The principle is quite simple: the membrane acts as a very specific filter that will let water flow through, while it catches suspended solids and other substances. Applications of high pressure, maintenance of a concentration gradient on both sides of the membrane and the introduction of an electric potential are some of the methods to enable membrane separation.
• It is a process that can take place while temperatures are low.
• It is a process with low energy cost.
• The process can easily be expanded.
Membrane separations are evolving as a solution to the many problems a mill may be experiencing. Membranes can provide a solution in such areas as: color removal, BOD reduction, salt reduction and reuse, PVA recovery, and latex recovery. In many cases, valuable products can be reclaimed and reused, adding to an overall cost reduction. The four commonly used membrane types are: microfiltration (MF), ultrafiltration (UF), nanofiltration (NF) and reverse osmosis (RO). These processes differ in the pore size.
WASTE WATER TREATMENT BY WET AIR OXIDATION:
The textile wastewater discharged from printing and dyeing processes is characterized by high chemical oxygen demand (COD), low biochemical oxygen demand (BOD), and heavy colour. It is one of the major sources of pollutants in the textile industry. In particular, the COD and colour of the wastewater are resistant to conventional wastewater treatment.

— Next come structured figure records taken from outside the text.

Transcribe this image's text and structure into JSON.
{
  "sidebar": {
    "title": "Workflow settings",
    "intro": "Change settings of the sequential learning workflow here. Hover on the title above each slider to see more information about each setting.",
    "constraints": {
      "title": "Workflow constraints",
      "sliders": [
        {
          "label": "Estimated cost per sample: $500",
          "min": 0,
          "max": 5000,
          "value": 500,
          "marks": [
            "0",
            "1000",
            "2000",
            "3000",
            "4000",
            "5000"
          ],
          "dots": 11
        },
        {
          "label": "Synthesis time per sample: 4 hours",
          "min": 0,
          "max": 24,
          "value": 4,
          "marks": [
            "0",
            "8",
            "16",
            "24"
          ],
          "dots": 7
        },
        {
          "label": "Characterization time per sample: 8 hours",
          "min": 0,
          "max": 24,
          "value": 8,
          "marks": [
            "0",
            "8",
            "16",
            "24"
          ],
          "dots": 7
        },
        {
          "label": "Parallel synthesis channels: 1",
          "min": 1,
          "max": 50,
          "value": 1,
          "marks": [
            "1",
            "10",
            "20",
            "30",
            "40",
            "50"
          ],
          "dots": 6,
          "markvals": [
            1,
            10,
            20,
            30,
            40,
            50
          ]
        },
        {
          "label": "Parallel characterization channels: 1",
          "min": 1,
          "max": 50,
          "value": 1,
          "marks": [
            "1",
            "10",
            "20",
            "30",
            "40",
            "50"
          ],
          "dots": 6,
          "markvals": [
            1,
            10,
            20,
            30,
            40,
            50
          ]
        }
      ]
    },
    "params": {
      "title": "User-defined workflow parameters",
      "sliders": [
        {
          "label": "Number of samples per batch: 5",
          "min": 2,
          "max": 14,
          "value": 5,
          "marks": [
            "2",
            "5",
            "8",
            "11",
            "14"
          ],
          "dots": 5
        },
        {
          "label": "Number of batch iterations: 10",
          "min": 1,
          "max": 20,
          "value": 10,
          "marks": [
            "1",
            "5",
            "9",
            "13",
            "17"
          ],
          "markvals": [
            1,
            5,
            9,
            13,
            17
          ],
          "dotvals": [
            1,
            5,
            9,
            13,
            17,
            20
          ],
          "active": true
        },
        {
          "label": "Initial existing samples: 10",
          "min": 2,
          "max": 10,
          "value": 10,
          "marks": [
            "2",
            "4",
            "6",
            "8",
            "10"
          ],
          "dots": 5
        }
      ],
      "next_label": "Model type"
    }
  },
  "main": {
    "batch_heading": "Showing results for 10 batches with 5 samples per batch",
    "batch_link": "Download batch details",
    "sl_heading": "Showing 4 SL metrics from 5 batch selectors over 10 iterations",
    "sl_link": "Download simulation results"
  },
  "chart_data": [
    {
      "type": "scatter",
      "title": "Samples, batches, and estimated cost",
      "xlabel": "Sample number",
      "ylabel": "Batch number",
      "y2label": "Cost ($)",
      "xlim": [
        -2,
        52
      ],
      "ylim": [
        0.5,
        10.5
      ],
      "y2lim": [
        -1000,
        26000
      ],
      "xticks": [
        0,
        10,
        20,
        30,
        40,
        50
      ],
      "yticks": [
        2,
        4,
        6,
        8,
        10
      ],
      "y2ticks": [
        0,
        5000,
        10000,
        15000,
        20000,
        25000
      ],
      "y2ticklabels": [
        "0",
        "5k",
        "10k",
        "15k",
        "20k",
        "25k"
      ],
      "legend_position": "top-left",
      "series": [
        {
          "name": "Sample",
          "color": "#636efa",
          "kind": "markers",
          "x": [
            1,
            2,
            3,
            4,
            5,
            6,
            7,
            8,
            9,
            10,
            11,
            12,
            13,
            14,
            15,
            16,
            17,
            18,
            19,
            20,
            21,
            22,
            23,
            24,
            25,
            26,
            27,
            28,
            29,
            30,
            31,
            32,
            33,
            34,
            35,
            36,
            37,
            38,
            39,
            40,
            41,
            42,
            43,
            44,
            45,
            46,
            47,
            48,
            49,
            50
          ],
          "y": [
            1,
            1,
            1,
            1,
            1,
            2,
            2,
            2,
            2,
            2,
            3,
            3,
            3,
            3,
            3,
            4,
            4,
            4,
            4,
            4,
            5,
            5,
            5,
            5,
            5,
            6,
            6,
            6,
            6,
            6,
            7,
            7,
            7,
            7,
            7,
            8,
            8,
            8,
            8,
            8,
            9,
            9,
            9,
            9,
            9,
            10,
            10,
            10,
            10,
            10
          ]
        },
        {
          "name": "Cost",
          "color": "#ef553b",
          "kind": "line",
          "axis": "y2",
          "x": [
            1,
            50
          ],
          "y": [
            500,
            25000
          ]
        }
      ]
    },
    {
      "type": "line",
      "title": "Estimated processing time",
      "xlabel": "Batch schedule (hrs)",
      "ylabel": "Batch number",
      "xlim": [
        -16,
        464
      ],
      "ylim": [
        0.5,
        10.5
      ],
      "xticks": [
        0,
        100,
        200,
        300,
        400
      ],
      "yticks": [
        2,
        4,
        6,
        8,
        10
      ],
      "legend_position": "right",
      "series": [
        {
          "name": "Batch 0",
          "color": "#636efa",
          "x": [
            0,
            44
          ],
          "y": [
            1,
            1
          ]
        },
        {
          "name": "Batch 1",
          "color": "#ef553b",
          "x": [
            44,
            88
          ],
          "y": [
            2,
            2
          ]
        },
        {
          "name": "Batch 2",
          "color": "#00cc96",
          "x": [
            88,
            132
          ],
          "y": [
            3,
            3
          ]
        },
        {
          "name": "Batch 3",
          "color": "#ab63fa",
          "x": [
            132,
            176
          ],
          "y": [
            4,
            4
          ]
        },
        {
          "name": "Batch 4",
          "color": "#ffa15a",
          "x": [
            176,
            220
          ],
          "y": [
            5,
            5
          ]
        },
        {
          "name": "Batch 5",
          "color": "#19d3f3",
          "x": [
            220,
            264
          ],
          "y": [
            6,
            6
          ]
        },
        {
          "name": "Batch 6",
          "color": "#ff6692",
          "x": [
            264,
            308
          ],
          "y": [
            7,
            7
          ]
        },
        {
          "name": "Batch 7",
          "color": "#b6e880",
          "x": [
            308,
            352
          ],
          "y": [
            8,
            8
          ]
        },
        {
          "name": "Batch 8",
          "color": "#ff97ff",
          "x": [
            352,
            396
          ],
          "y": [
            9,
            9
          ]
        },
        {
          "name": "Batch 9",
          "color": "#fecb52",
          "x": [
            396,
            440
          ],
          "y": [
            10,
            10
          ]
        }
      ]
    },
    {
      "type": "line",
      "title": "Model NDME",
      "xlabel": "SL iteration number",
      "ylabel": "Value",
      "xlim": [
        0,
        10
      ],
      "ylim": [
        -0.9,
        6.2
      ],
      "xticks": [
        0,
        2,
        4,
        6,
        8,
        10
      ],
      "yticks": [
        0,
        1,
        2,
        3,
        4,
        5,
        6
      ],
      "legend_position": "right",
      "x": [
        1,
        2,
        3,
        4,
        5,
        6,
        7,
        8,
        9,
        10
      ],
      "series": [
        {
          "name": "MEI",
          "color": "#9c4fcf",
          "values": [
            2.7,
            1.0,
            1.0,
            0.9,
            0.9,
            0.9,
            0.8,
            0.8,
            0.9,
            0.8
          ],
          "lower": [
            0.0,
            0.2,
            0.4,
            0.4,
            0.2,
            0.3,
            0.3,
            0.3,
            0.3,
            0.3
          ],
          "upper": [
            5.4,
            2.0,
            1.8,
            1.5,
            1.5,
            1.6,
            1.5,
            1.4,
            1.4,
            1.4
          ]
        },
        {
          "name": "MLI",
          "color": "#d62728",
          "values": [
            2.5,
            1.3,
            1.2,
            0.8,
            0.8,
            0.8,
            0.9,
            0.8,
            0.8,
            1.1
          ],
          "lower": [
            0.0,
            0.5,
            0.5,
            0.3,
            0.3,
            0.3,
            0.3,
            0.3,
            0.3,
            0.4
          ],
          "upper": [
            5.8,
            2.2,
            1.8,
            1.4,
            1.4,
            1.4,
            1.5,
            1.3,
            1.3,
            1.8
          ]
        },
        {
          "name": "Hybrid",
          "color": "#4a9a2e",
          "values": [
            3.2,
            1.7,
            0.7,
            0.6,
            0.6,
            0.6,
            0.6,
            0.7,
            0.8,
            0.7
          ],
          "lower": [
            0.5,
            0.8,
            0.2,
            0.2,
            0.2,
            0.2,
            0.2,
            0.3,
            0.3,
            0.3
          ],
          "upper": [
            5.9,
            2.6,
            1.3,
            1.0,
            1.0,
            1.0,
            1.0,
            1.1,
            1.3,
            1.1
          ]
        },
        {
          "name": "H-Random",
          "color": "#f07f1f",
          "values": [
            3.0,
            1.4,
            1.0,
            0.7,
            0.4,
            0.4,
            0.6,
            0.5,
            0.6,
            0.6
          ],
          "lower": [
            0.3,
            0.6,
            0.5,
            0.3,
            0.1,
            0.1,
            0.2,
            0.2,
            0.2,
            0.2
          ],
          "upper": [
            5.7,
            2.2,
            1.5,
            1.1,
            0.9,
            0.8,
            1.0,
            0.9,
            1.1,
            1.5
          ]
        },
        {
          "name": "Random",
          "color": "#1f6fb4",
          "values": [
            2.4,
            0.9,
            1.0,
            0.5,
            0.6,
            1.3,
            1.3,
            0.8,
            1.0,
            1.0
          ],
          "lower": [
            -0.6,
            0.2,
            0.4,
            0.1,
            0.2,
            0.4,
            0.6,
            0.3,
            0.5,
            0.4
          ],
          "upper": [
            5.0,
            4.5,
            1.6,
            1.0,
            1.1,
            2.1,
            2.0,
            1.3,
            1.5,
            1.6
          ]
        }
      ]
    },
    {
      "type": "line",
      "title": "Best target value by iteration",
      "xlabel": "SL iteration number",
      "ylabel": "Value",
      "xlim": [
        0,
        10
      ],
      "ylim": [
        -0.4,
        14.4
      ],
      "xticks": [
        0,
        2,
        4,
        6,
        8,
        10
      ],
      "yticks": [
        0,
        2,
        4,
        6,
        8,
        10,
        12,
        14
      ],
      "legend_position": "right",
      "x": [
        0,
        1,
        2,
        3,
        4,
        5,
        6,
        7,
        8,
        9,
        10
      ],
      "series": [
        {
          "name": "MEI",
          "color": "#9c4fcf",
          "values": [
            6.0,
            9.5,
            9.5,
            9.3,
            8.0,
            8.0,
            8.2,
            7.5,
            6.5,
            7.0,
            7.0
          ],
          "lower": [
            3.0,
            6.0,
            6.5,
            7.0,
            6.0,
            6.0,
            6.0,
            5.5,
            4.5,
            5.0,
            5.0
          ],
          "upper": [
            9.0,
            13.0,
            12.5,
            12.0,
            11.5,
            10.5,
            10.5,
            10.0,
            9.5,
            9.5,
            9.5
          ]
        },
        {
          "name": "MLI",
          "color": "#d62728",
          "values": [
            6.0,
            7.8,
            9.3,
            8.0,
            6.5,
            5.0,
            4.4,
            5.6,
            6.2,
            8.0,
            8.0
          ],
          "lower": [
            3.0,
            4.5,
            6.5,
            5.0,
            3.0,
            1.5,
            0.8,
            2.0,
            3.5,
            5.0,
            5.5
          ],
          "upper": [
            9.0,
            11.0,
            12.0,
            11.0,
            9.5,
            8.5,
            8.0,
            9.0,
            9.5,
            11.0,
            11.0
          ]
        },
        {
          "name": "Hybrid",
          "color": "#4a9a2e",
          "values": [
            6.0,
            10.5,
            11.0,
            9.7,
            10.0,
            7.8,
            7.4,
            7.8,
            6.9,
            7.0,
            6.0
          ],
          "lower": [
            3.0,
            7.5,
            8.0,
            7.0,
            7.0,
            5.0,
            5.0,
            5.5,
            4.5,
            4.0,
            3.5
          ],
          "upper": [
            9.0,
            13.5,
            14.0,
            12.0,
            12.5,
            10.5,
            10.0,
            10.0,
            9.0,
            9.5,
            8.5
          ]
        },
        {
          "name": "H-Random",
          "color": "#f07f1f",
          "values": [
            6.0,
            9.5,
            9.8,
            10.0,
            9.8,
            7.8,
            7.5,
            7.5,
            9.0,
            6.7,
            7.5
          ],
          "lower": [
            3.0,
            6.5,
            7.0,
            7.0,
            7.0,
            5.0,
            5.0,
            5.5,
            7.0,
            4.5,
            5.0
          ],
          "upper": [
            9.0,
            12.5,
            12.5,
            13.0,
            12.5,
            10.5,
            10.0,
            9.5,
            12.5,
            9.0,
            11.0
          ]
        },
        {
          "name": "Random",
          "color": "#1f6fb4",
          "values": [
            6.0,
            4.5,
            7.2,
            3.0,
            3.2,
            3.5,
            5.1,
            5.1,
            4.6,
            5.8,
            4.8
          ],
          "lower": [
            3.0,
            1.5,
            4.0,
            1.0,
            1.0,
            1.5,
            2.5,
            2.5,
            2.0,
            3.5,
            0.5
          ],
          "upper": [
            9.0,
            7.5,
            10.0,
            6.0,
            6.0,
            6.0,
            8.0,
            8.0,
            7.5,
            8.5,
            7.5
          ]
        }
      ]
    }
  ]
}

Wet air oxidation (WAO) has been shown to be a feasible method to convert the organic pollutants into water and carbon dioxide at elevated temperatures and pressures. Since it can achieve very high conversion rates, the wet air oxidation process typically requires much less space. Furthermore, no additional sludge or concentrated waste is produced as in the case of biological processes. WAO has been demonstrated to be a viable process for the treatment of desizing, scouring, dyeing and printing wastewater from the textile industry. Experimental results showed that Wet air oxidation (WAO) is an efficient method for the treatment of desizing wastewater.
Ozone (O3) is one of the strongest oxidizing agents that is readily available. It is used to reduce color, eliminate organic waste, reduce odor and reduce total organic carbon in water.
Ozone is rapidly emerging as the most efficient and ecologically sound oxidant to treat both organic and inorganic substances. A fast-acting and effective treatment technology, ozone is now used in a variety of water treatment applications. It is best known for its superior disinfection capability. Ozone is one of the strongest commercially available oxidizers, making it popular for primary disinfection of potable water as well as for color removal and organic removal in wastewater applications. Greater oxidation power translates to faster disinfection times. Compared to chlorine, ozone excels by a wide margin in relative oxidation power (destruction capability). Ozone also excels over chlorine in oxidation of organics. In addition, chlorine oxidation by-products, such as chloramines, can sometimes create further water quality problems. Employing ozone instead of chlorine greatly reduces the potential for this type of problem.